Source: IMF urges greater focus on housing
The IMF is the latest international governing body to encourage central banks to pay greater attention to housing markets when setting interest rates, challenging the view that monetary policy should avoid trying to soften variance in property prices. The IMF’s comments appear in an analytical chapter in the most recent World Economic Outlook which, among other things, suggests that many European countries are becoming increasingly susceptible to a housing market crisis.
The IMF estimates that house prices are 30% above their fair value in Ireland, nearly 30% overvalued in the Netherlands and the United Kingdom and more than 20% overvalued in France. Although the fund found that US house prices were only a little more than 10% overvalued, it noted that the US market was vulnerable to credit conditions, and might overshoot on the way down. In addition, the fund noted significantly increased residential investment in Spain, Denmark, France, Italy, Finland and Belgium. IMF Chief Economist Simon Johnson, in an interview with the Financial Times, noted that “house prices in quite a few countries look overvalued relative to fundamentals.” Whereas the IMF does not forecast a housing price crash in any of these countries, Johnson points out that “asset price correction remains a risk” particularly in the event of a tightening of global credit conditions.

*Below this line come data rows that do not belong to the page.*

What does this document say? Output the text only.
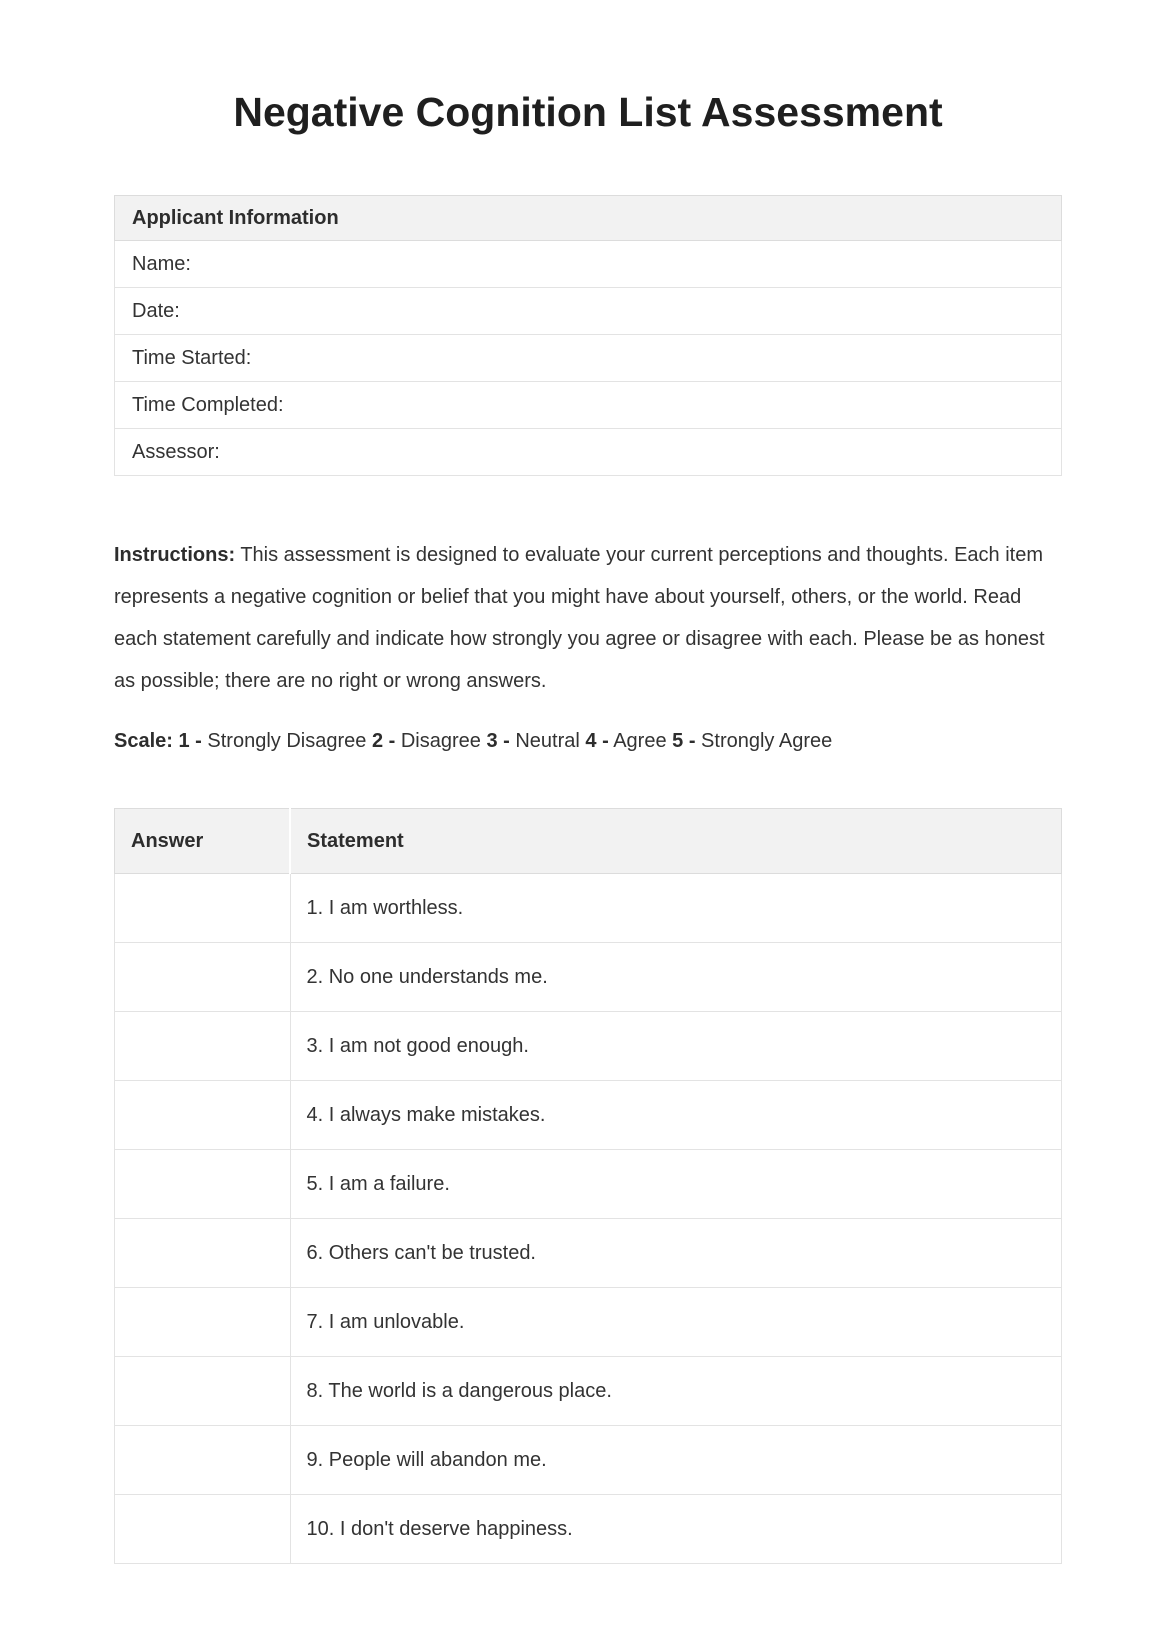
Negative Cognition List Assessment
Applicant Information
Name:
Date:
Time Started:
Time Completed:
Assessor:

Instructions: This assessment is designed to evaluate your current perceptions and thoughts. Each item represents a negative cognition or belief that you might have about yourself, others, or the world. Read each statement carefully and indicate how strongly you agree or disagree with each. Please be as honest as possible; there are no right or wrong answers.

Scale: 1 - Strongly Disagree 2 - Disagree 3 - Neutral 4 - Agree 5 - Strongly Agree

Answer	Statement
	1. I am worthless.
	2. No one understands me.
	3. I am not good enough.
	4. I always make mistakes.
	5. I am a failure.
	6. Others can't be trusted.
	7. I am unlovable.
	8. The world is a dangerous place.
	9. People will abandon me.
	10. I don't deserve happiness.
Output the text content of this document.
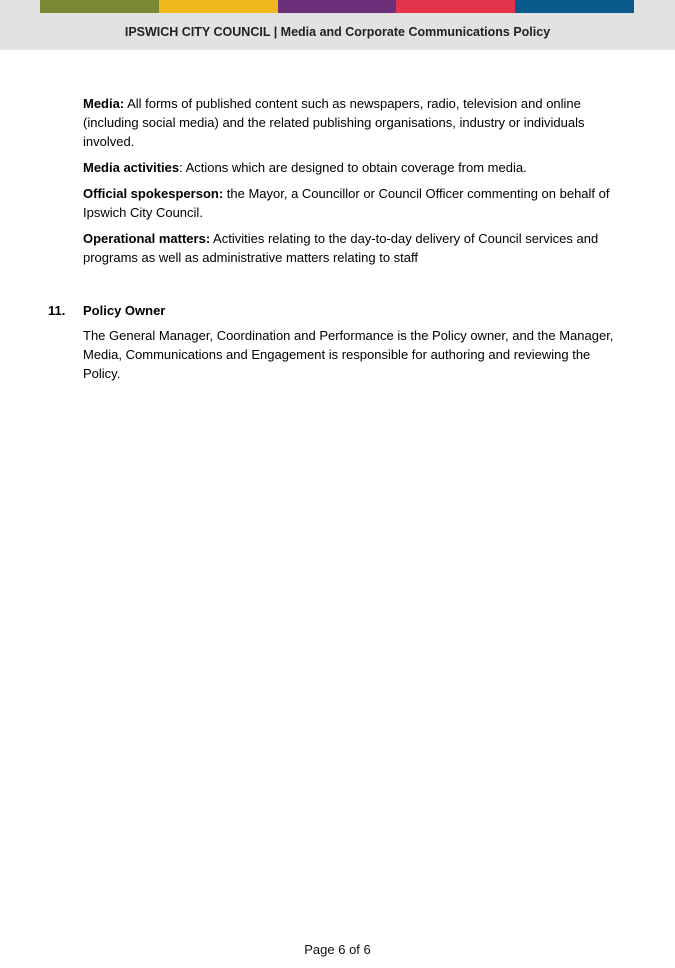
IPSWICH CITY COUNCIL | Media and Corporate Communications Policy

Media: All forms of published content such as newspapers, radio, television and online (including social media) and the related publishing organisations, industry or individuals involved.

Media activities: Actions which are designed to obtain coverage from media.

Official spokesperson: the Mayor, a Councillor or Council Officer commenting on behalf of Ipswich City Council.

Operational matters: Activities relating to the day-to-day delivery of Council services and programs as well as administrative matters relating to staff

11.	Policy Owner
The General Manager, Coordination and Performance is the Policy owner, and the Manager, Media, Communications and Engagement is responsible for authoring and reviewing the Policy.
Page 6 of 6
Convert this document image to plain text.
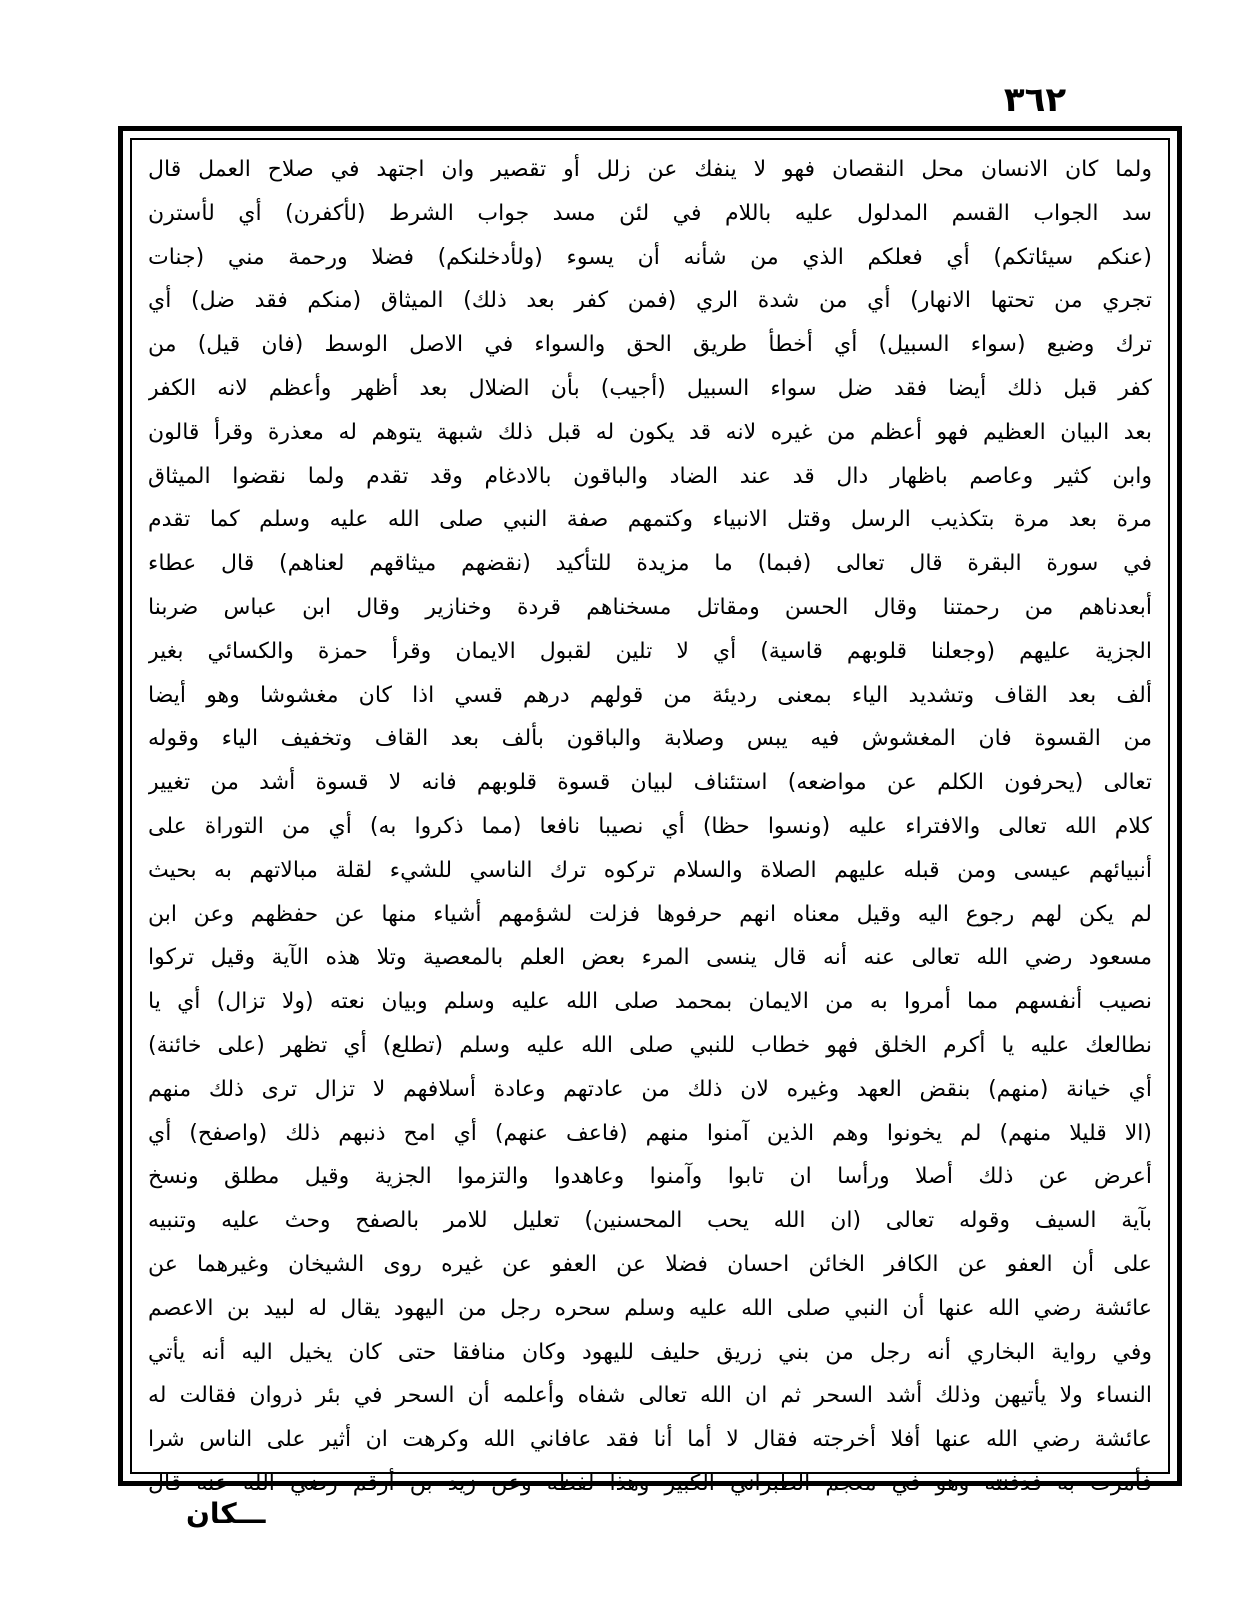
٣٦٢
ولما كان الانسان محل النقصان فهو لا ينفك عن زلل أو تقصير وان اجتهد في صلاح العمل قال
سد الجواب القسم المدلول عليه باللام في لئن مسد جواب الشرط (لأكفرن) أي لأسترن
(عنكم سيئاتكم) أي فعلكم الذي من شأنه أن يسوء (ولأدخلنكم) فضلا ورحمة مني (جنات
تجري من تحتها الانهار) أي من شدة الري (فمن كفر بعد ذلك) الميثاق (منكم فقد ضل) أي
ترك وضيع (سواء السبيل) أي أخطأ طريق الحق والسواء في الاصل الوسط (فان قيل) من
كفر قبل ذلك أيضا فقد ضل سواء السبيل (أجيب) بأن الضلال بعد أظهر وأعظم لانه الكفر
بعد البيان العظيم فهو أعظم من غيره لانه قد يكون له قبل ذلك شبهة يتوهم له معذرة وقرأ قالون
وابن كثير وعاصم باظهار دال قد عند الضاد والباقون بالادغام وقد تقدم ولما نقضوا الميثاق
مرة بعد مرة بتكذيب الرسل وقتل الانبياء وكتمهم صفة النبي صلى الله عليه وسلم كما تقدم
في سورة البقرة قال تعالى (فبما) ما مزيدة للتأكيد (نقضهم ميثاقهم لعناهم) قال عطاء
أبعدناهم من رحمتنا وقال الحسن ومقاتل مسخناهم قردة وخنازير وقال ابن عباس ضربنا
الجزية عليهم (وجعلنا قلوبهم قاسية) أي لا تلين لقبول الايمان وقرأ حمزة والكسائي بغير
ألف بعد القاف وتشديد الياء بمعنى رديئة من قولهم درهم قسي اذا كان مغشوشا وهو أيضا
من القسوة فان المغشوش فيه يبس وصلابة والباقون بألف بعد القاف وتخفيف الياء وقوله
تعالى (يحرفون الكلم عن مواضعه) استئناف لبيان قسوة قلوبهم فانه لا قسوة أشد من تغيير
كلام الله تعالى والافتراء عليه (ونسوا حظا) أي نصيبا نافعا (مما ذكروا به) أي من التوراة على
أنبيائهم عيسى ومن قبله عليهم الصلاة والسلام تركوه ترك الناسي للشيء لقلة مبالاتهم به بحيث
لم يكن لهم رجوع اليه وقيل معناه انهم حرفوها فزلت لشؤمهم أشياء منها عن حفظهم وعن ابن
مسعود رضي الله تعالى عنه أنه قال ينسى المرء بعض العلم بالمعصية وتلا هذه الآية وقيل تركوا
نصيب أنفسهم مما أمروا به من الايمان بمحمد صلى الله عليه وسلم وبيان نعته (ولا تزال) أي يا
نطالعك عليه يا أكرم الخلق فهو خطاب للنبي صلى الله عليه وسلم (تطلع) أي تظهر (على خائنة)
أي خيانة (منهم) بنقض العهد وغيره لان ذلك من عادتهم وعادة أسلافهم لا تزال ترى ذلك منهم
(الا قليلا منهم) لم يخونوا وهم الذين آمنوا منهم (فاعف عنهم) أي امح ذنبهم ذلك (واصفح) أي
أعرض عن ذلك أصلا ورأسا ان تابوا وآمنوا وعاهدوا والتزموا الجزية وقيل مطلق ونسخ
بآية السيف وقوله تعالى (ان الله يحب المحسنين) تعليل للامر بالصفح وحث عليه وتنبيه
على أن العفو عن الكافر الخائن احسان فضلا عن العفو عن غيره روى الشيخان وغيرهما عن
عائشة رضي الله عنها أن النبي صلى الله عليه وسلم سحره رجل من اليهود يقال له لبيد بن الاعصم
وفي رواية البخاري أنه رجل من بني زريق حليف لليهود وكان منافقا حتى كان يخيل اليه أنه يأتي
النساء ولا يأتيهن وذلك أشد السحر ثم ان الله تعالى شفاه وأعلمه أن السحر في بئر ذروان فقالت له
عائشة رضي الله عنها أفلا أخرجته فقال لا أما أنا فقد عافاني الله وكرهت ان أثير على الناس شرا
فأمرت به فدفنته وهو في معجم الطبراني الكبير وهذا لفظه وعن زيد بن أرقم رضي الله عنه قال
ـــكان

The IMF’s new view of the role policy makers should play with respect to the housing market is in line with that of a growing number of economists, including central bank officials, who think that monetary policies should see to reduce the amplitude of asset price cycles by trying to spot bubbles in the making and “lean against the wind” with policy. However, this policy contrasts with that of Alan Greenspan, the former Federal Reserve chairman, who thought it was difficult to both spot asset price bubbles and imagine raising interest rates sufficiently to stop a bubble from developing. However, new research from the IMF suggests that there appears to be a big “financial accelerator” operating through housing markets in countries with highly sophisticated mortgage lending practices. Additionally, the IMF found a greater link between monetary policy and house prices, but did not go so far as to recommend that central bankers target house prices.
Questions for Discussion
1. The IMF continues to advocate increased government intervention to correct recent financial downturns. Is government intervention the proper remedy?